NEW YORK – Inflation always threatens to turn into stagflation, when consumers balk at higher prices and producers throttle output because input costs are too high to pass on to reluctant consumers.

We’ve seen a few warnings of US stagflation as inflation spiked to the highest levels since the 1970s: for example, slower-than-expected employment growth, larger-than-expected weekly unemployment claims and disappointing May retail sales.

On Thursday the Fed gave the most indirect, pusillanimous and faint-hearted signal that it might raise its overnight rate in 2023. The bond market reacted as if the barbarians already were at the gates.
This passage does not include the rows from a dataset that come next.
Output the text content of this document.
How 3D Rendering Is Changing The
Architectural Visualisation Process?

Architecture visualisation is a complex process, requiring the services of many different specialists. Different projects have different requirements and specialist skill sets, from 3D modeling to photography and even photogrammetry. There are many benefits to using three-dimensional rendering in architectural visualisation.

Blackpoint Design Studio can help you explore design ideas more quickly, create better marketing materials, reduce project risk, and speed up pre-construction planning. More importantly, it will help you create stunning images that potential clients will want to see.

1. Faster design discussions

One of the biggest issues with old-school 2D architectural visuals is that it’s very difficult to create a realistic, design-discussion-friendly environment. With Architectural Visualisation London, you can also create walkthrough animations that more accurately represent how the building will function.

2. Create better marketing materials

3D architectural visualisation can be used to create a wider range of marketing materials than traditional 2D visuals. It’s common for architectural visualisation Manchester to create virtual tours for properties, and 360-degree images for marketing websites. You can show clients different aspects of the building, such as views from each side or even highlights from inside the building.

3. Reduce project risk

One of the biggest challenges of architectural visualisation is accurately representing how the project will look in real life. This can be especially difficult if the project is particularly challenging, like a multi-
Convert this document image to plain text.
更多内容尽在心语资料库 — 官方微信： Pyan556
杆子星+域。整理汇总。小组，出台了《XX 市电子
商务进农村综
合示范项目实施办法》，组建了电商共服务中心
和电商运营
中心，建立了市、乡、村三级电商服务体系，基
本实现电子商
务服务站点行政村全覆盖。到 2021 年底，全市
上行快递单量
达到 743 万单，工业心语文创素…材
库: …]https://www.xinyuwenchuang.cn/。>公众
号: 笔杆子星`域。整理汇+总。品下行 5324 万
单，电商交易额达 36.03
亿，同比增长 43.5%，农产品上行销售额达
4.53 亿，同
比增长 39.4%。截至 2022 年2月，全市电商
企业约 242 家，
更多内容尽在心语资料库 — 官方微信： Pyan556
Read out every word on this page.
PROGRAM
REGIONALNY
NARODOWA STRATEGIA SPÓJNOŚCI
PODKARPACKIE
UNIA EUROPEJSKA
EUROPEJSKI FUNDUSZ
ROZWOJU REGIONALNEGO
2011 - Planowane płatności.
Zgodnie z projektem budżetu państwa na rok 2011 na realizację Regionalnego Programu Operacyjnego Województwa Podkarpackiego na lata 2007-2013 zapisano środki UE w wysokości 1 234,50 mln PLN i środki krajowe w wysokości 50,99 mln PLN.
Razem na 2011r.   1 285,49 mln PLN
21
The “real” 5-year yield (the yield of inflation-indexed 5-year Treasury notes) jumped. So did the “real” 30-year yield, but it immediately dropped back to where it had been before the Federal Open Market Committee’s Wednesday statement.

The bond market is saying that the slightest move in the direction of monetary tightening will throttle future growth.

Never mind that the Fed’s statement recalled the proverbial boarding-house chicken soup made from the shadow of a chicken that had died of starvation. The US economy is living on a bubble, and any hole in a bubble is a big hole.

Not surprisingly, cyclical stocks got hammered in New York’s Thursday session, with financials down the most. Financials had soared as an inflation trade. They fell sharply at the threat of Fed tightening, with Wells Fargo lagging the most in the S&P 100 with a 6.1% loss. Caterpillar, the weathervane for industrials, gave up 3.55%.

Historically, the yield curve tends to flatten when the Fed raises the federal funds rate.

A flattening of the yield curve when the Fed indirectly suggests that it might raise the federal funds rate two years from now, however, shows a hypersensitivity born of fears for the health of the economy.

Keep in mind that both the 5-year and the 30-year “real” yield still are negative: Investors pay the US Treasury to keep their money for them. Investors fear that with any tightening, the long-term Treasury “real” yield will turn even more negative.

They’re very afraid. You should be, too.